Just as Vilnius University put up a sign in Lithuanan and English, defending as “humanistic” its exhibition of a collection of envelopes by the antisemitic and homophobic designer Antanas Šakalys, the VU employee who had first provided the offensive images to DefendingHistory, which we published on 21 September 2012, provided another, at 2PM today, to coincide with the time of the scheduled gala opening of the exhibition, cancelled after our article and the 25 Septenber Delfi.lt report by Eglė Samoškaitė. The 2PM slot was then symbolically taken up at the university by a group of nine dauntless protesters against the glorification of an antisemitic and homophobic designer.

Ironically the envelope released today, a production of the same designer, also refers to “humanism”…

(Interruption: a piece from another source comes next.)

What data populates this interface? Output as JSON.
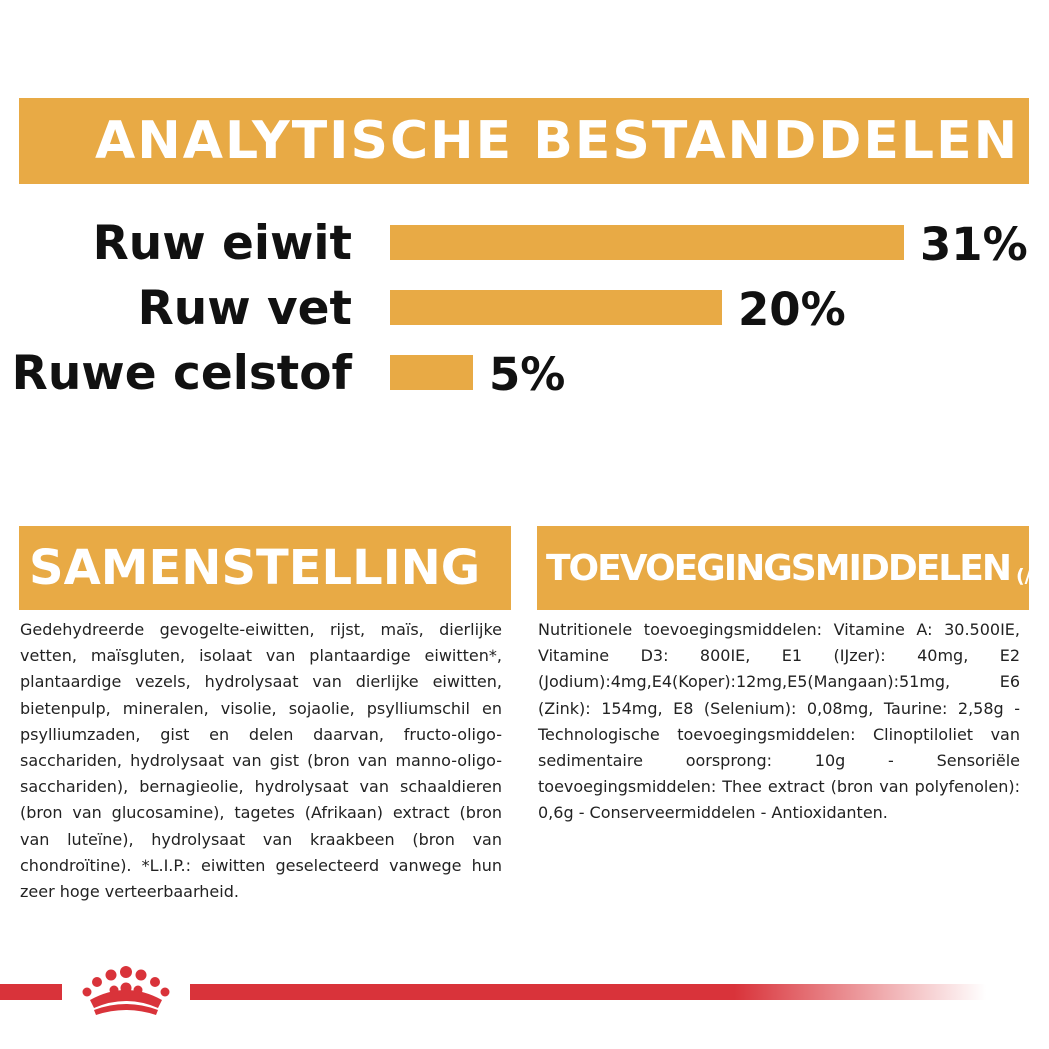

It goes to the heart of the locally inseparable nexus of antisemitism and Holocaust Obfuscation (denial/inversion/distortion/trivialization). The envelope is dedicated to the infamous Lietukis Garage massacre of 27 June 1941 in Kaunas when dozens of Jewish passers-by were brutally murdered by white-armbanded Lithuanian nationalists. The Germans had arrived in Kaunas but not yet set up their administration. Methods of murder of the Jewish townspeople rounded up including clubbing to death and the forcing of high pressure water hoses into the mouths and other bodily orifices of the victims, all to the delight of a cheering crowd.

The envelope:

Translation:

“On 23 June 1941, an uprising began in Kaunas. It aimed to regain Lithuania‘s independence. Patriots in other cities also rebelled. The last NKVD agents were fleeing Kaunas (most were Jews and Russians). They hurried back to their garage (the former Lietukis garage) where mechanics were repairing cars and demanded they be driven to Russia. Some of the mechanics fled and asked for help from people, to defend them from the communists that went berserk. Now there is a lot of talk about the pogroms that began, which never ever happened in Lithuania, but there is no explanation on who most contributed to the genocide and extermination of a people. The tolerance and humanism of our people is remarkable in that after all that tens of thousands of our people rescued Jews during the German occupation. And what Jew who served in the NKVD rescued us from the hell of the Gulag? After all, Jews were at the very ‘summit of NKVD authorities!’ About 2,000 patriots of Lithuania died during the uprising of June 23.”